Затянувшаяся стоянка на Мадагаскаре пагубно сказалась на моральном климате всей эскадры. В. Семёнов пишет по этому поводу: «После 8 февраля, т. е. по присоединении к нам „Олега“, „Изумруда“, „Днепра“, „Риона“, „Громкого“ и „Грозного“, общее недовольство бесцельной, а по мнению многих — и прямо вредной, стоянкой начало проявляться настолько резко, что адмирал оказался вынужденным нарушить своё молчание и в собрании флагманов и капитанов (не всех, но лишь старших) прочесть телеграмму № 244, полученную им ещё в половине января, и свой ответ на неё…
Телеграмма № 244 указывала, что после падения Порт-Артура и гибели 1-й эскадры на 2-ю возлагается задача огромной важности: овладеть морем и тем самым отрезать армию противника от сообщения с метрополией; если эскадра (по мнению её начальника) в настоящем составе не в силах осуществить этой задачи, то ей без малейшей задержки, как только обстоятельства позволят, будут высланы в подкрепление все боевые суда, оставшиеся в Балтийском море. В заключение адмирал запрашивался о его планах и соображениях.
З. П. Рожественский ответил: 1) что с теми силами, которые находятся в его распоряжении,
Сколько помнится, было добавлено ещё несколько слов о пагубном влиянии продолжительной стоянки на Мадагаскаре как в смысле истощения физических сил, так и в отношении духа личного состава».
Итак, адмирал считал в данных условиях поставленную задачу практически невыполнимой. Уже после войны он писал: «Будь у меня хоть искра гражданского мужества, я должен был бы кричать на весь мир: берегите эти последние ресурсы флота! Не отсылайте их на истребление! Но у меня не оказалось нужной искры».
Командир броненосца «Орёл» капитан 1-го ранга Юнг был одним из тех старших офицеров, кто заранее предвидел печальный конец 2-й эскадры. Но, будучи человеком замкнутым, переживал грядущую трагедию в одиночестве.
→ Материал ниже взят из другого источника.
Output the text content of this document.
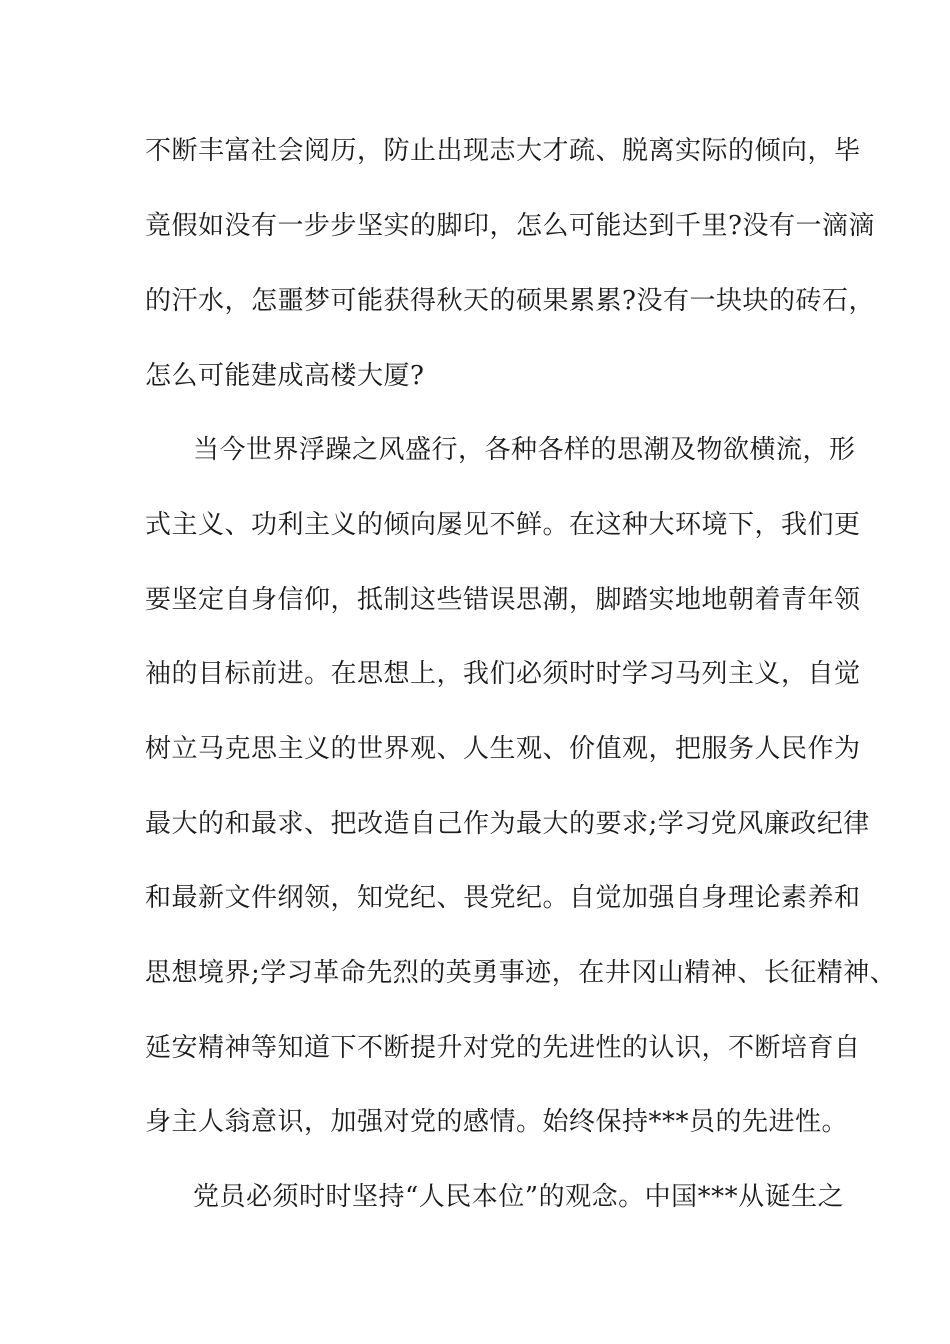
不断丰富社会阅历，防止出现志大才疏、脱离实际的倾向，毕
竟假如没有一步步坚实的脚印，怎么可能达到千里?没有一滴滴
的汗水，怎噩梦可能获得秋天的硕果累累?没有一块块的砖石，
怎么可能建成高楼大厦?
当今世界浮躁之风盛行，各种各样的思潮及物欲横流，形
式主义、功利主义的倾向屡见不鲜。在这种大环境下，我们更
要坚定自身信仰，抵制这些错误思潮，脚踏实地地朝着青年领
袖的目标前进。在思想上，我们必须时时学习马列主义，自觉
树立马克思主义的世界观、人生观、价值观，把服务人民作为
最大的和最求、把改造自己作为最大的要求;学习党风廉政纪律
和最新文件纲领，知党纪、畏党纪。自觉加强自身理论素养和
思想境界;学习革命先烈的英勇事迹，在井冈山精神、长征精神、
延安精神等知道下不断提升对党的先进性的认识，不断培育自
身主人翁意识，加强对党的感情。始终保持***员的先进性。
党员必须时时坚持“人民本位”的观念。中国***从诞生之
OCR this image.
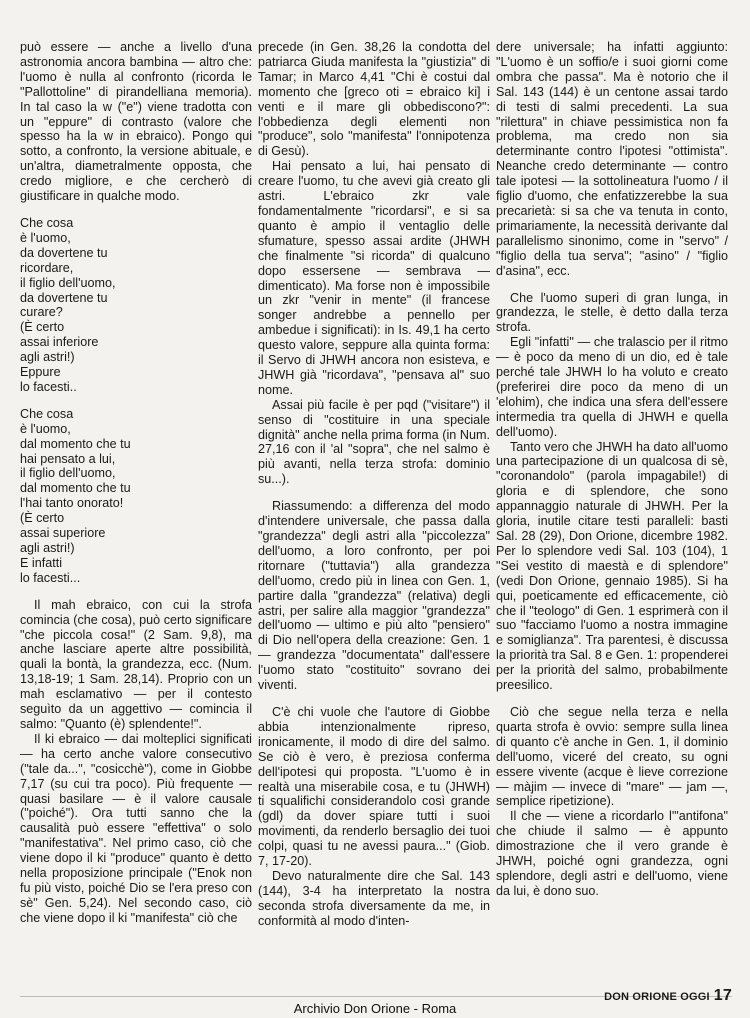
può essere — anche a livello d'una astronomia ancora bambina — altro che: l'uomo è nulla al confronto (ricorda le "Pallottoline" di pirandelliana memoria). In tal caso la w ("e") viene tradotta con un "eppure" di contrasto (valore che spesso ha la w in ebraico). Pongo qui sotto, a confronto, la versione abituale, e un'altra, diametralmente opposta, che credo migliore, e che cercherò di giustificare in qualche modo.

Che cosa
è l'uomo,
da dovertene tu
ricordare,
il figlio dell'uomo,
da dovertene tu
curare?
(È certo
assai inferiore
agli astri!)
Eppure
lo facesti..
Che cosa
è l'uomo,
dal momento che tu
hai pensato a lui,
il figlio dell'uomo,
dal momento che tu
l'hai tanto onorato!
(È certo
assai superiore
agli astri!)
E infatti
lo facesti...

Il mah ebraico, con cui la strofa comincia (che cosa), può certo significare "che piccola cosa!" (2 Sam. 9,8), ma anche lasciare aperte altre possibilità, quali la bontà, la grandezza, ecc. (Num. 13,18-19; 1 Sam. 28,14). Proprio con un mah esclamativo — per il contesto seguìto da un aggettivo — comincia il salmo: "Quanto (è) splendente!".

Il ki ebraico — dai molteplici significati — ha certo anche valore consecutivo ("tale da...", "cosicchè"), come in Giobbe 7,17 (su cui tra poco). Più frequente — quasi basilare — è il valore causale ("poiché"). Ora tutti sanno che la causalità può essere "effettiva" o solo "manifestativa". Nel primo caso, ciò che viene dopo il ki "produce" quanto è detto nella proposizione principale ("Enok non fu più visto, poiché Dio se l'era preso con sè" Gen. 5,24). Nel secondo caso, ciò che viene dopo il ki "manifesta" ciò che

precede (in Gen. 38,26 la condotta del patriarca Giuda manifesta la "giustizia" di Tamar; in Marco 4,41 "Chi è costui dal momento che [greco oti = ebraico ki] i venti e il mare gli obbediscono?": l'obbedienza degli elementi non "produce", solo "manifesta" l'onnipotenza di Gesù).

Hai pensato a lui, hai pensato di creare l'uomo, tu che avevi già creato gli astri. L'ebraico zkr vale fondamentalmente "ricordarsi", e si sa quanto è ampio il ventaglio delle sfumature, spesso assai ardite (JHWH che finalmente "si ricorda" di qualcuno dopo essersene — sembrava — dimenticato). Ma forse non è impossibile un zkr "venir in mente" (il francese songer andrebbe a pennello per ambedue i significati): in Is. 49,1 ha certo questo valore, seppure alla quinta forma: il Servo di JHWH ancora non esisteva, e JHWH già "ricordava", "pensava al" suo nome.

Assai più facile è per pqd ("visitare") il senso di "costituire in una speciale dignità" anche nella prima forma (in Num. 27,16 con il 'al "sopra", che nel salmo è più avanti, nella terza strofa: dominio su...).

Riassumendo: a differenza del modo d'intendere universale, che passa dalla "grandezza" degli astri alla "piccolezza" dell'uomo, a loro confronto, per poi ritornare ("tuttavia") alla grandezza dell'uomo, credo più in linea con Gen. 1, partire dalla "grandezza" (relativa) degli astri, per salire alla maggior "grandezza" dell'uomo — ultimo e più alto "pensiero" di Dio nell'opera della creazione: Gen. 1 — grandezza "documentata" dall'essere l'uomo stato "costituito" sovrano dei viventi.

C'è chi vuole che l'autore di Giobbe abbia intenzionalmente ripreso, ironicamente, il modo di dire del salmo. Se ciò è vero, è preziosa conferma dell'ipotesi qui proposta. "L'uomo è in realtà una miserabile cosa, e tu (JHWH) ti squalifichi considerandolo così grande (gdl) da dover spiare tutti i suoi movimenti, da renderlo bersaglio dei tuoi colpi, quasi tu ne avessi paura..." (Giob. 7, 17-20).

Devo naturalmente dire che Sal. 143 (144), 3-4 ha interpretato la nostra seconda strofa diversamente da me, in conformità al modo d'inten-

dere universale; ha infatti aggiunto: "L'uomo è un soffio/e i suoi giorni come ombra che passa". Ma è notorio che il Sal. 143 (144) è un centone assai tardo di testi di salmi precedenti. La sua "rilettura" in chiave pessimistica non fa problema, ma credo non sia determinante contro l'ipotesi "ottimista". Neanche credo determinante — contro tale ipotesi — la sottolineatura l'uomo / il figlio d'uomo, che enfatizzerebbe la sua precarietà: si sa che va tenuta in conto, primariamente, la necessità derivante dal parallelismo sinonimo, come in "servo" / "figlio della tua serva"; "asino" / "figlio d'asina", ecc.

Che l'uomo superi di gran lunga, in grandezza, le stelle, è detto dalla terza strofa.

Egli "infatti" — che tralascio per il ritmo — è poco da meno di un dio, ed è tale perché tale JHWH lo ha voluto e creato (preferirei dire poco da meno di un 'elohim), che indica una sfera dell'essere intermedia tra quella di JHWH e quella dell'uomo).

Tanto vero che JHWH ha dato all'uomo una partecipazione di un qualcosa di sè, "coronandolo" (parola impagabile!) di gloria e di splendore, che sono appannaggio naturale di JHWH. Per la gloria, inutile citare testi paralleli: basti Sal. 28 (29), Don Orione, dicembre 1982. Per lo splendore vedi Sal. 103 (104), 1 "Sei vestito di maestà e di splendore" (vedi Don Orione, gennaio 1985). Si ha qui, poeticamente ed efficacemente, ciò che il "teologo" di Gen. 1 esprimerà con il suo "facciamo l'uomo a nostra immagine e somiglianza". Tra parentesi, è discussa la priorità tra Sal. 8 e Gen. 1: propenderei per la priorità del salmo, probabilmente preesilico.

Ciò che segue nella terza e nella quarta strofa è ovvio: sempre sulla linea di quanto c'è anche in Gen. 1, il dominio dell'uomo, viceré del creato, su ogni essere vivente (acque è lieve correzione — màjim — invece di "mare" — jam —, semplice ripetizione).

Il che — viene a ricordarlo l'"antifona" che chiude il salmo — è appunto dimostrazione che il vero grande è JHWH, poiché ogni grandezza, ogni splendore, degli astri e dell'uomo, viene da lui, è dono suo.

DON ORIONE OGGI 17
Archivio Don Orione - Roma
28 декабря 1904 года Николай Викторович Юнг писал своей сестре с Мадагаскара:
«Что с нами будет дальше — пока ничего не известно. Моё личное мнение, что как было безумно отправлять нашу сравнительно слабую силу из Кронштадта, так и теперь безумно посылать дальше, когда весь наш флот на Востоке уничтожен и мы ничего сделать не можем с нашими старыми судами, которые взяты для счёта, за исключением пяти новых броненосцев. Это слишком мало, чтобы иметь перевес над японцами и их отрезать. Вот к чему привела наша гнилая система — флота нет, а армия тоже ничего не может сделать…»
Из письма от 2 января 1905 года:
«Вот действительно будет истинное счастье для бедной России, когда закончится война, так бессмысленно начатая благодаря слабоумию и недальновидной политике. Как было больно и жалко смотреть и слушать нашего принципала, провожавшего нас в Ревель и говорившего, что мы идём сломить упорство врага и отомстить за „Варяга“ и „Корейца“. Сколько в этих словах и детского, и наивного, и какое глубокое непонимание серьёзности положения России…»
Из письма от 2 марта:
«Надо признать, что кампания проиграна и бесполезно продолжать её. Это не простая победа японцев, а победа грамоты над безграмотностью: в Японии нет ни одного человека неграмотного, тогда как Россия одна из самых неграмотных стран…»
Команды кораблей на глазах разлагались. Например, на Масленицу в машинном отделении на «Орле» устроили пир, где главной закуской к рому была жареная свинина.
На следующий день матрос-скотник доложил капитану 2-го ранга Сидорову, что с корабля исчезла свинья. Сейчас же были вызваны на верхнюю палубу оба младших боцмана — Павликов и Воеводин.